Using Methods

Variables and basic logic provide a foundation, but most code needs more structure than that. Crystal, like Ruby, provides methods as the primary unit of program structure. Methods have names, take arguments (typed arguments in Crystal’s case!), and return values. Free-floating methods are also called functions, but because Crystal mostly uses them in the context of objects and classes, you’ll mostly hear about methods.

You’ve already used a few methods—typeof, puts, and p are top-level methods, available anywhere. Some methods are specific to a particular context. The size method is available on strings, while each is on arrays. The methods you’ve used so far have been built into the core language and library, but you can create your own methods using syntax, def, and end, very much like Ruby’s.

 def​ ​double​(num)
  num * 2
 end
 
 puts double(6) ​# => 12

After the name of the method, the arguments are listed in parentheses. This method takes only one argument, but if there were multiple arguments, they would be separated with commas. Arguments are treated as variables within the scope of the method.

Note that a method returns the value of its last expression. The code could explicitly state returns num * 2, but it doesn’t have to.

The double method looks like it’s meant to work on numbers, with the multiplication operator, but it’s actually more flexible than that.

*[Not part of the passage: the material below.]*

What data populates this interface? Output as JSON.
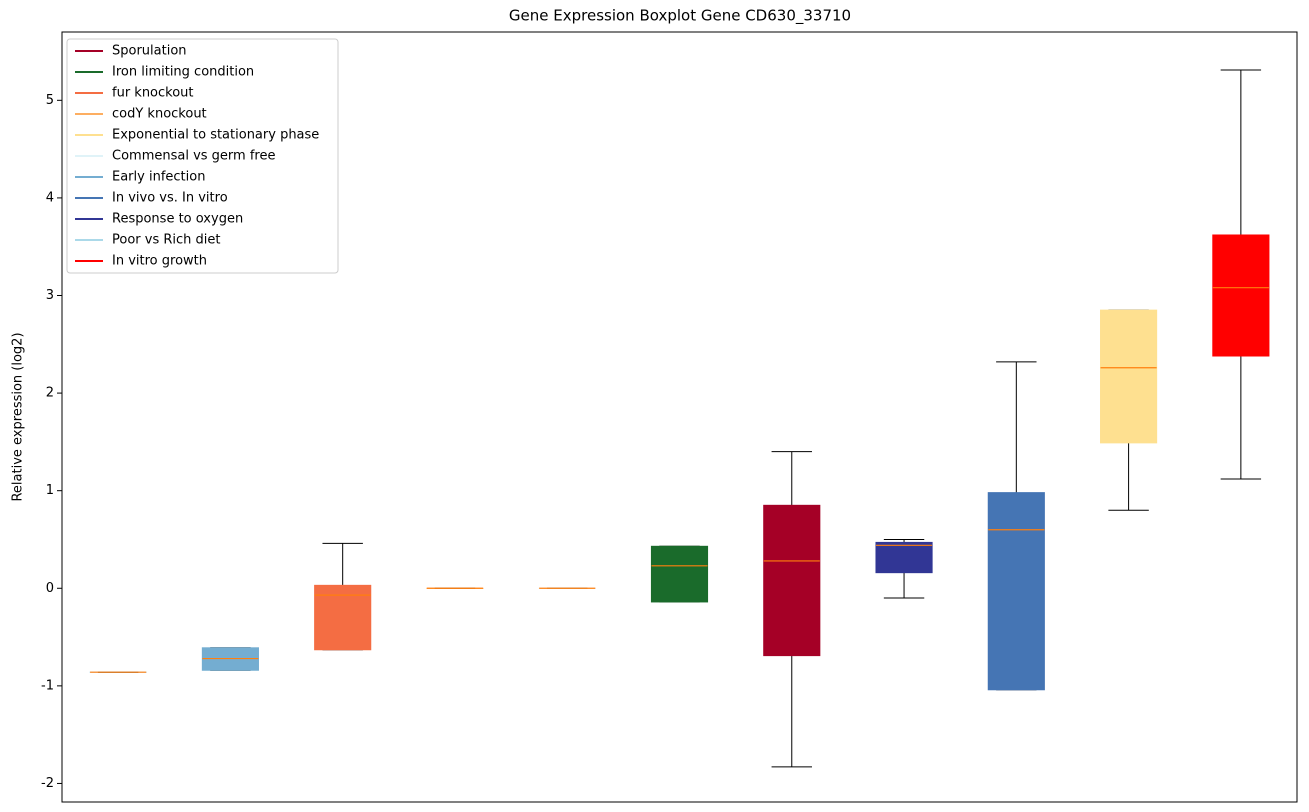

Crystal strings also have a multiplication operator. double("6") will return 66. But double(true) will report in line 2: undefined method ’*’ for Bool.

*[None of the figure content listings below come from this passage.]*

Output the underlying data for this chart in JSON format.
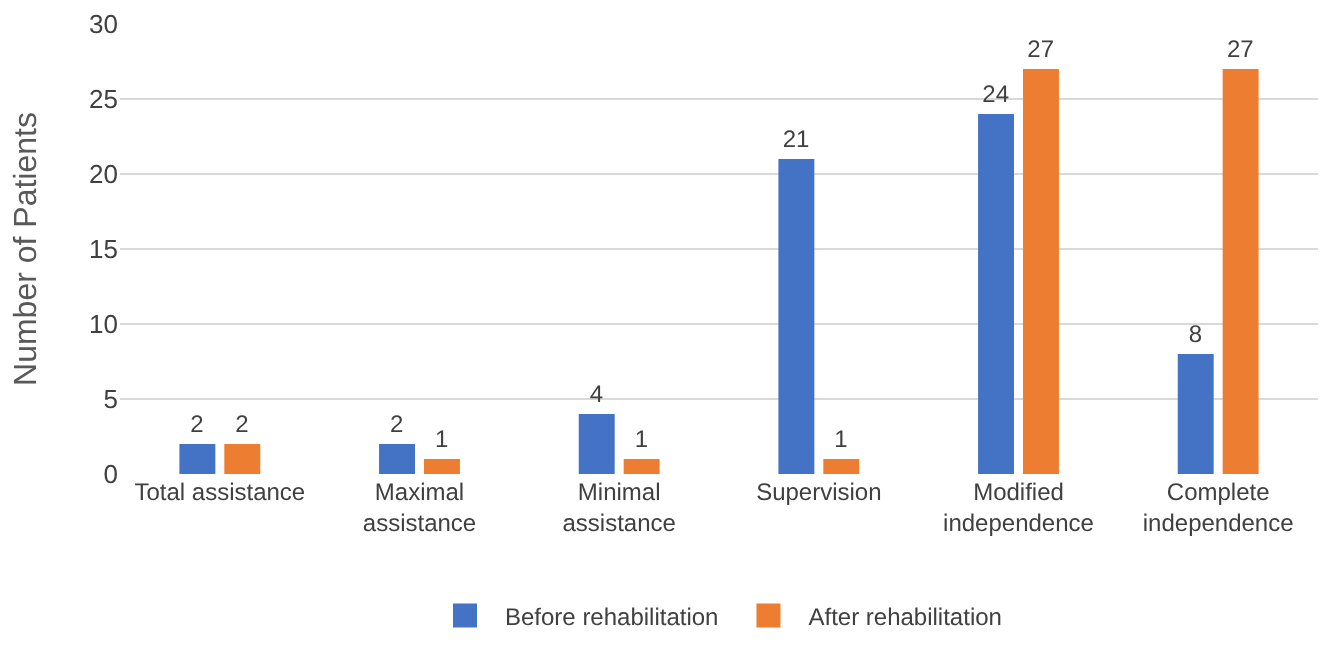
{
  "chart_data": {
    "type": "bar",
    "ylabel": "Number of Patients",
    "categories": [
      "Total assistance",
      "Maximal assistance",
      "Minimal assistance",
      "Supervision",
      "Modified independence",
      "Complete independence"
    ],
    "series": [
      {
        "name": "Before rehabilitation",
        "color": "#4472c4",
        "values": [
          2,
          2,
          4,
          21,
          24,
          8
        ]
      },
      {
        "name": "After rehabilitation",
        "color": "#ed7d31",
        "values": [
          2,
          1,
          1,
          1,
          27,
          27
        ]
      }
    ],
    "ylim": [
      0,
      30
    ],
    "yticks": [
      0,
      5,
      10,
      15,
      20,
      25,
      30
    ],
    "grid": "y",
    "legend": "bottom",
    "data_labels": true
  }
}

If you want more control over how your functions respond to arguments of different types, you can specify the type explicitly:

 def​ ​double​(num : Int32)
  num * 2
 end
 
 puts double(6) ​# => 12

Now, if you try to double("6"), Crystal says no, returning a “no overload matches ‘double’ with type String” error. However, “overload” points to another opportunity. Crystal lets you overload methods, using the same method name with different numbers or types of arguments. If you want to provide different doublings for numbers and strings, you can:

 def​ ​double​(num : Int32)
  num * 2
 end
 
 def​ ​double​(str : String)
  str + ​" "​ + str
 end
 
 puts double(​"6"​) ​# => 6 6
 puts double(6) ​# => 12

While you can let Crystal infer types most of the time, there may be moments when you want to specify more precisely.

Your Turn 5

Write a method sample that returns an array with random floating point numbers. The size of the array is passed as an argument to sample. (Hint: Use rand to generate a random float number.)